アルトリウスの脅威を知りながら、それでも反射的にファムの姿を右目で追い――その姿が歪んで、燃え盛る緋真へと変貌した。
『幻術――――!?』
「術式解放――燃え堕ちろ、【緋牡丹】!」
巨大な爆炎が叩き込まれ、デルシェーラは殴られたように顔を仰け反らせる。
強力な一撃ではあるが、致命傷には届かない。そんな攻撃であっただろう――本来であれば、だが。
「我ら、果てなき道を歩む旅人。行き先が霧に閉ざされようと、我らの天に導きの光あり」
聖剣の光が、星々を光の線で結びつける。
現れるのは、天を覆う魔法陣。これまでの攻撃全てを凌駕する、悪魔を滅する一撃だ。
「いざ、未来への道を拓け――」
『ッ、ァ、ァア――――!』
デルシェーラが手を向け、無数のバイアクヘーたちがアルトリウスの元へと殺到する。
だが、パルジファルたちを始めとした多数のプレイヤーに護られたあいつの元には、到底辿り着けるものではない。
そして――星の光は、空の全てを染め上げた。
「『 光輝湛えし導きの星(エクスカリバー) 』ァァアアッ!」
聖剣は振り下ろされ、光は巨大な柱となってデルシェーラの巨体を飲み込む。
その中にありながら、それでもデルシェーラは右手を伸ばし――その体は、指先から塵となって崩壊していく。

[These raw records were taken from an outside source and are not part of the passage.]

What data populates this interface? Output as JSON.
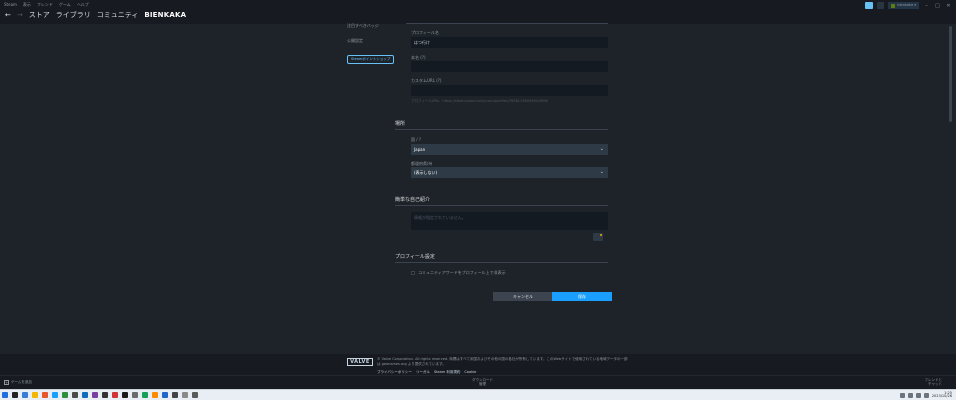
{
  "menubar": {
    "items": [
      "Steam",
      "表示",
      "フレンド",
      "ゲーム",
      "ヘルプ"
    ]
  },
  "nav": {
    "back": "←",
    "forward": "→",
    "tabs": [
      "ストア",
      "ライブラリ",
      "コミュニティ"
    ],
    "username": "BIENKAKA"
  },
  "titlebar": {
    "account_label": "bienkaka ▾",
    "minimize": "–",
    "maximize": "□",
    "close": "✕"
  },
  "sidebar": {
    "featured_badge": "注目すべきバッジ",
    "privacy": "公開設定",
    "points_shop_button": "Steamポイントショップ"
  },
  "form": {
    "profile_name_label": "プロフィール名",
    "profile_name_value": "はつ行け",
    "real_name_label": "本名 (?)",
    "real_name_value": "",
    "custom_url_label": "カスタムURL (?)",
    "custom_url_value": "",
    "profile_url_hint": "プロフィールURL：https://steamcommunity.com/profiles/76561198094601698/",
    "location_title": "場所",
    "country_label": "国 / ?",
    "country_value": "Japan",
    "region_label": "都道府県/州",
    "region_value": "(表示しない)",
    "summary_title": "簡単な自己紹介",
    "summary_placeholder": "情報が指定されていません。",
    "profile_settings_title": "プロフィール設定",
    "community_award_checkbox": "コミュニティアワードをプロフィール上で非表示",
    "cancel_button": "キャンセル",
    "save_button": "保存",
    "chevron": "⌄"
  },
  "footer": {
    "valve_logo": "VALVE",
    "copyright_line1": "© Valve Corporation. All rights reserved. 商標はすべて米国およびその他の国の各社が所有しています。このWebサイトで使用されている地域データの一部",
    "copyright_line2": "は geonames.org より提供されています。",
    "links": [
      "プライバシーポリシー",
      "リーガル",
      "Steam 利用規約",
      "Cookie"
    ]
  },
  "bottombar": {
    "add_game_plus": "+",
    "add_game": "ゲームを追加",
    "downloads_line1": "ダウンロード",
    "downloads_line2": "管理",
    "friends_line1": "フレンドと",
    "friends_line2": "チャット"
  },
  "taskbar": {
    "time": "1:25",
    "date": "2023/10/26",
    "icon_colors": [
      "#1f6fe0",
      "#222222",
      "#3a7bd5",
      "#f2b705",
      "#e8552f",
      "#1a9fff",
      "#2d8f3c",
      "#4a4a4a",
      "#0f6cbd",
      "#7b3fa0",
      "#333333",
      "#d13438",
      "#1a1a1a",
      "#6b6b6b",
      "#18a058",
      "#ff8c00",
      "#2266cc",
      "#444444",
      "#8a8a8a",
      "#5a5a5a"
    ]
  }
}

しかし目を焼かんばかりの光の中にありながら、それでも赤く光る瞳は大きく見開かれてアルトリウスを見つめていた。
『――――人間』
二重に響く、デルシェーラの声。
それは、降り注ぐ轟音の中にありながら、それでも不思議と、遮られることなく耳に響く。
『嗚呼、私は――――その、表面しか――――』
それは嘆きか、或いは納得か。
そのどちらもを滲ませた声を零し、光の中でゆっくりと紅の目を閉じて――その身は、塵となって崩壊したのだった。